Tra i bandi e il fare: Atas, inclusione sociale boccone dopo boccone


“Mangia ciò che vuoi, dona ciò che puoi”

Con questo motto, Cucine Popolari, con il supporto dell’associazione ATAS, ha lanciato un’iniziativa che ha il sapore di inclusione sociale e in cui il cibo è strumento di incontro e relazione. Così un pasto gratuito o ad offerta libera diventano una scusa per socializzare. È questo lo spirito di “Ricette dell’equità e delle relazioni”, il progetto finanziato dal bando Intrecci possibili 2025 di cui vi parliamo in questo terzo articolo della rubrica pensata per raccontarvi storie di volontariato.

Il contesto

Il punto di partenza accomuna questo progetto agli altri che finanzia la nostra Fondazione: rispondere ai bisogni sociali emergenti del nostro territorio, in particolare, al contrasto alle solitudini. Anziché concentrarsi su singoli gruppi o problematiche specifiche, l’idea prende una svolta del tutto originale, con la creazione di uno spazio - "Spazio Humus", gestito da ATAS - di aggregazione inclusivo e multifunzionale, capace di favorire l'incontro tra persone di culture, età, storie e provenienze diverse.

Più concretamente, ciò è stato realizzato potenziando l’“ex Mensa dei Frati Cappuccini”, gestita da ATAS dal 2025. Sono stati realizzati due laboratori di progettazione dello spazio rivolti alla cittadinanza, da cui sono emersi interessi, bisogni e potenzialità, con l'idea di base di rendere questo spazio un punto di riferimento e di socializzazione, un vivaio di appartenenza comunitaria e un ponte intergenerazionale e interculturale.

Il valore aggiunto di questo progetto risiede nella sua attenzione simultanea alla rigenerazione urbana, sviluppo di comunità e cittadinanza attiva, sostenibilità ambientale, sostegno dei soggetti vulnerabili, attivazione e valorizzazione della rete di volontari/e, rendendo la città un luogo sostenibile.
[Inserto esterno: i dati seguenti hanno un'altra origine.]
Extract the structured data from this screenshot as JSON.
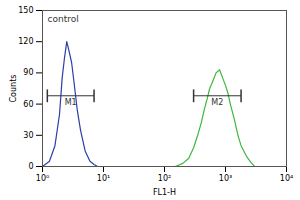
{
  "chart_data": {
    "type": "line",
    "x_label": "FL1-H",
    "y_label": "Counts",
    "log": "x",
    "xlim": [
      1,
      10000
    ],
    "xticks": [
      {
        "value": 1,
        "label": "10⁰"
      },
      {
        "value": 10,
        "label": "10¹"
      },
      {
        "value": 100,
        "label": "10²"
      },
      {
        "value": 1000,
        "label": "10³"
      },
      {
        "value": 10000,
        "label": "10⁴"
      }
    ],
    "ylim": [
      0,
      150
    ],
    "yticks": [
      0,
      30,
      60,
      90,
      120,
      150
    ],
    "annotations": [
      {
        "text": "control"
      }
    ],
    "series": [
      {
        "color": "#2a3fa8",
        "x": [
          1,
          1.3,
          1.6,
          1.9,
          2.1,
          2.3,
          2.5,
          2.7,
          3,
          3.3,
          3.7,
          4.2,
          5,
          6,
          7,
          8
        ],
        "values": [
          0,
          5,
          20,
          50,
          85,
          105,
          120,
          112,
          100,
          80,
          55,
          35,
          15,
          5,
          2,
          0
        ]
      },
      {
        "color": "#3cb83c",
        "x": [
          150,
          200,
          250,
          300,
          350,
          400,
          450,
          500,
          550,
          600,
          650,
          700,
          800,
          900,
          1000,
          1100,
          1200,
          1400,
          1600,
          1800,
          2200,
          2600,
          3000
        ],
        "values": [
          0,
          3,
          8,
          18,
          30,
          42,
          55,
          65,
          75,
          80,
          85,
          90,
          93,
          85,
          78,
          70,
          60,
          45,
          30,
          20,
          10,
          4,
          0
        ]
      }
    ],
    "markers": [
      {
        "label": "M1",
        "x_range": [
          1.2,
          7
        ],
        "y": 68
      },
      {
        "label": "M2",
        "x_range": [
          300,
          1800
        ],
        "y": 68
      }
    ]
  }
}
Il focus e lo strumento d’incontro e condivisione prescelto è stato il cibo, inteso non solo come nutrimento e bisogno essenziale che lega tutti gli esseri umani, ma soprattutto come linguaggio universale capace di far avvicinare le persone. Un approccio reso possibile anche grazie al contributo fondamentale di uno dei partner di progetto, la neonata associazione Cucine Popolari ODV.

Ma quindi… solo cibo?

No, intorno ad esso, sono state organizzate azioni volte allo sviluppo di relazioni, all’inclusione e alla prevenzione di fragilità sociali che possono interessare persone richiedenti asilo, donne in difficoltà, anziani, persone senza dimora e cittadini a rischio di isolamento.

Vi è perciò molto di più all’interno del progetto: un laboratorio di sartoria e uno di falegnameria, ad esempio. Con “Per un filo che ci unisce” e “Per fare un tavolo” partecipanti e volontari hanno contribuito a rendere lo spazio più accogliente e personale, realizzando a mano tavoli, tovaglie, tendaggi e arredi con materiali di recupero. Il progetto promuove inoltre laboratori dedicati all'autoproduzione alimentare e momenti di approfondimento sul tema del cibo sano, sostenibile e accessibile. Un modo per riflettere non solo su cosa mangiamo, ma anche sul valore sociale e ambientale delle nostre scelte quotidiane.

Un altro aspetto significativo riguarda l'apertura dello spazio alle associazioni e ai gruppi del territorio. L'obiettivo è creare nuove collaborazioni e fare in modo che realtà diverse possano incontrarsi, condividere idee e progettare iniziative comuni. In altre parole, costruire un luogo capace di "rompere le bolle" che troppo spesso separano persone, generazioni ed esperienze differenti.

Come ci hanno raccontato le referenti del progetto, i primi mesi di attività sembrano confermare la bontà dell'intuizione iniziale. La partecipazione agli eventi è positiva, lo spazio è aperto regolarmente al pubblico e a nuove collaborazioni, come quella con Punto d’Incontro per i laboratori di falegnameria, che si aggiungono alla rete già composta da ATAS, Cucine Popolari, Trentino Solidale ed Edera. Anche i laboratori si stanno rivelando strumenti efficaci per mettere in relazione persone che difficilmente avrebbero occasione di incontrarsi in altri contesti e ne verranno proposti di nuovi nei prossimi mesi.

In fondo, "Ricette dell'equità e delle relazioni" dimostra che la costruzione di una comunità passa spesso da gesti semplici: preparare un pranzo, cucire una tovaglia, costruire un tavolo o condividere uno spazio. Piccole azioni che, messe insieme, possono trasformare un luogo in un punto di riferimento per il quartiere e un'occasione concreta di inclusione e partecipazione per tutta la città.